After patching their offensive line and tackling arguably their biggest team need in the first round of the 2020 NFL Draft, Browns EVP of Football Operations and GM Andrew Berry and honed in on fixing some of the biggest holes the Browns had on defense Friday on Day 2.
Cleveland selected safety Grant Delpit, defensive tackle Jordan Elliott and linebacker Jacob Phillips with its three picks to finish the early rounds. All of them have an SEC-school background, and all will have a shot at making significant contributions to the Browns defense as rookies.
"We added three good players to the defense at all three levels," Stefanski said in his post-draft conference call with local reporters. "I think each one of them is a schematic fit for us in what we want to do. We wanted to add good players to our team, and it so happened that it was three players on the defense tonight."
Each of the draft picks addresses what were arguably the three biggest needs the Browns had on defense.
Even though Cleveland signed NFL veterans Karl Joseph and Andrew Sendejo at safety in the weeks before the draft, it needed to add more depth to a position group that struggled with injuries and consistency last season. Delpit, one of the most dynamic safeties in LSU's storied history at the position, should fix that problem.
The Browns have selected Grant Delpit in the 2020 NFL Draft.
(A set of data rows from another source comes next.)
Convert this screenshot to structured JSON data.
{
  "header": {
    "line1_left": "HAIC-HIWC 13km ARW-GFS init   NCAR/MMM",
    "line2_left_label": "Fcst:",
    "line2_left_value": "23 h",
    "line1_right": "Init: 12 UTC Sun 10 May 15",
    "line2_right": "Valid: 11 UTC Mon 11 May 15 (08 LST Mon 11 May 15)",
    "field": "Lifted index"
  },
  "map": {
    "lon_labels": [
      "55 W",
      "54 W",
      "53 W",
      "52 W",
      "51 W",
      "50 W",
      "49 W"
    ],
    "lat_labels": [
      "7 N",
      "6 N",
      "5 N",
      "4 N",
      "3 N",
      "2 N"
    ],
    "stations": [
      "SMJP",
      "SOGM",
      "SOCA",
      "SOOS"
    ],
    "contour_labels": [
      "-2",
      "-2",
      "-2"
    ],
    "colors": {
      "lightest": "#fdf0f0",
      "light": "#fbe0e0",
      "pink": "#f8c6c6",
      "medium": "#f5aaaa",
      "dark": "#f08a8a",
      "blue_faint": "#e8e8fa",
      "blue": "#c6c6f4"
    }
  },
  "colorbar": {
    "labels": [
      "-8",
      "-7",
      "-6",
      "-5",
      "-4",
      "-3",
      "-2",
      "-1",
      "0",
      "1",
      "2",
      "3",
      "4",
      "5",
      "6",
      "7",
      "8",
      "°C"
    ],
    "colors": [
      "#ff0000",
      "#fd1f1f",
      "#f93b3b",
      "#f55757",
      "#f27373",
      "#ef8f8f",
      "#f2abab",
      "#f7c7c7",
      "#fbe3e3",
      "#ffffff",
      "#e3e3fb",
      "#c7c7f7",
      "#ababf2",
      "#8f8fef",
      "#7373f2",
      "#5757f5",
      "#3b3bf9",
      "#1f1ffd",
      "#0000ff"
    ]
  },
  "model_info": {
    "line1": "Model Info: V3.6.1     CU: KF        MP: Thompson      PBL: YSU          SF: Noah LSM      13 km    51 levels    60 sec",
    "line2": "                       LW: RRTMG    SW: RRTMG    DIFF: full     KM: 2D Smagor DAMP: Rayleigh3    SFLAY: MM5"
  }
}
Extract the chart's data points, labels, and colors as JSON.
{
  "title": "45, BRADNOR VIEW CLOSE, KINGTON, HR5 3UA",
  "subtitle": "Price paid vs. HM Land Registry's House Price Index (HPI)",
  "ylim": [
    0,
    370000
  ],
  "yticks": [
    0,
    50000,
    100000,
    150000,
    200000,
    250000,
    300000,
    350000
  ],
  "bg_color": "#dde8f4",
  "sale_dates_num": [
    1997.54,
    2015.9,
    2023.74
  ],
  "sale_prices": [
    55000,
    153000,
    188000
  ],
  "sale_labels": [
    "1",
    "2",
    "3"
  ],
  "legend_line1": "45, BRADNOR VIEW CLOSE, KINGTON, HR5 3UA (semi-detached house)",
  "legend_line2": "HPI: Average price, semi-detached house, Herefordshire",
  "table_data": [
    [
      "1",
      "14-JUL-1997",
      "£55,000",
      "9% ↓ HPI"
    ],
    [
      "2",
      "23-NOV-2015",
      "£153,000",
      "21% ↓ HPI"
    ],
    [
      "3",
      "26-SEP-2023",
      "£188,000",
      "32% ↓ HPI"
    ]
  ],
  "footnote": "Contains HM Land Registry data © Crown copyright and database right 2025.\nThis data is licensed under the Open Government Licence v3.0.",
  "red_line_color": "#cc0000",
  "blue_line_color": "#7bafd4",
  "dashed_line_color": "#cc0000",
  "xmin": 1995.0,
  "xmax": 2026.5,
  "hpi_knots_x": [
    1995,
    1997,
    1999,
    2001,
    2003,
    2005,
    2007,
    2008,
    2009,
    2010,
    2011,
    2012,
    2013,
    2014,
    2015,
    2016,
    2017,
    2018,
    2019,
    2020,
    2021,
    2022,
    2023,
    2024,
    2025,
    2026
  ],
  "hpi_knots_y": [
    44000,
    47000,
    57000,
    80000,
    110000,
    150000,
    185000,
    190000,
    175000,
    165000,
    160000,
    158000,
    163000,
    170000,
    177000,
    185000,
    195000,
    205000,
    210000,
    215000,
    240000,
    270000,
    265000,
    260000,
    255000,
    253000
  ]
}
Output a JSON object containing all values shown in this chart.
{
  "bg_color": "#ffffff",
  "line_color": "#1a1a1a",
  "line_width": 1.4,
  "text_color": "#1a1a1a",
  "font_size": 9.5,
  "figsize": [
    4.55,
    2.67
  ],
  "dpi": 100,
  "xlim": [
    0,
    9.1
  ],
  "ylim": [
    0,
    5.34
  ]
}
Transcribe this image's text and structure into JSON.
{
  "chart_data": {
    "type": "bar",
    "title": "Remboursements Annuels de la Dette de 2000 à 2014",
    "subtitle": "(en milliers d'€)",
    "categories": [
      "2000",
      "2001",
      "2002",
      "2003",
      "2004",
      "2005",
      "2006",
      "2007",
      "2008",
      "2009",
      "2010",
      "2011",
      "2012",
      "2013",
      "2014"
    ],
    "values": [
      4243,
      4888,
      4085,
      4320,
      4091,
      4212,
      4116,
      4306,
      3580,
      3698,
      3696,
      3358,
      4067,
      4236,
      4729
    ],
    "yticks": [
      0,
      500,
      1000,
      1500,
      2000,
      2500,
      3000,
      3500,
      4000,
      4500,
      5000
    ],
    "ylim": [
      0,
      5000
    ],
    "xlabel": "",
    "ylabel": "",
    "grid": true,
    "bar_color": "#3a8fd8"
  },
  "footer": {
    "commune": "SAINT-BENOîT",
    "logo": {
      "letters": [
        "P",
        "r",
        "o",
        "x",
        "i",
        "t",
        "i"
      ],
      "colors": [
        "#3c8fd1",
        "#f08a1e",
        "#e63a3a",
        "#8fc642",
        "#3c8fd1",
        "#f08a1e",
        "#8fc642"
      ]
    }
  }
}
Delpit, who won the 2019 Jim Thorpe Award -- given to the best defensive back in college footballmade plays from multiple pre-snap positions as a free safety for the Tigers. Berry and Stefanski listed his versatility as their favorite reason for his selection and have plans to use it from the start, which should help expand the amount of looks Joe Woods can have with his defense in his first year as Cleveland's defensive coordinator.
"You saw him play every job in the back end, except corner," Stefanski said. "He can be in the post. He can be down low. He can play nickel. He can play dime. A guy that can play across the defense was impressive. He is certainly a playmaker, and something we will stress is making plays on the ball."
The Browns have selected Jordan Elliott in the 2020 NFL Draft.
The Browns plan to utilize Elliott's quickness, which received a boost after he lost 30 pounds between the 2018 and 2019 seasons, from the three-technique. He developed a knack for breaking through blocks last season with Missouri and led all Tigers defenders with 10 tackles for a loss.
"He's a guy with quickness, penetrating ability and who was very disruptive at Missouri," Berry said. "He's a really good fit in our scheme. We like the guy's talent and like the guy's upside for our defense."
Phillips gives the Browns a reliable tackler as an inside linebacker, a position that also needed depth from the draft after the Browns departed with veterans Joe Schobert and Christian Kirksey. He led the SEC in tackles last season and possesses an NFL-caliber level of speed, which is a necessity in the 4-3 defensive scheme Woods wants the Browns to keep from last season.
The Browns will give Phillips, who turned 21 at the beginning of April, ample time to develop, but he'll likely open the season in the mix for playing time alongside B.J. Goodson, Mack Wilson and Sione Takitaki.
"We really liked the length, the speed and the ability to play in the system," Stefanski said. "Those linebackers have to run. You see him running in that system they play down there at LSU. You see him running down the sideline going to make great tackles. Just a high-effort, high-motor guy."
The Browns have selected Jacob Phillips in the 2020 NFL Draft.
Phillips also rounded out an SEC-heavy first two draft days for Cleveland. All four of the Browns' 2020 draft selections have come from SEC schools, and Phillips marked the 10th LSU selection in the draft's two days, tying Ohio State in 2016 for the most draft selections in the first three rounds of a draft.
Berry and Stefanski didn't enter the draft with a plan to focus on SEC talent, but the conference certainly gave the Browns what they looked for defensively on Day 2.
"We didn't go into this saying, 'Let's draft SEC players,'" Stefanski said. "Now, if you were only going to draft from one league, it'd probably make sense to draft from that league. It's just how it shook out. We're just looking high and low. We'll find a good player wherever they may be."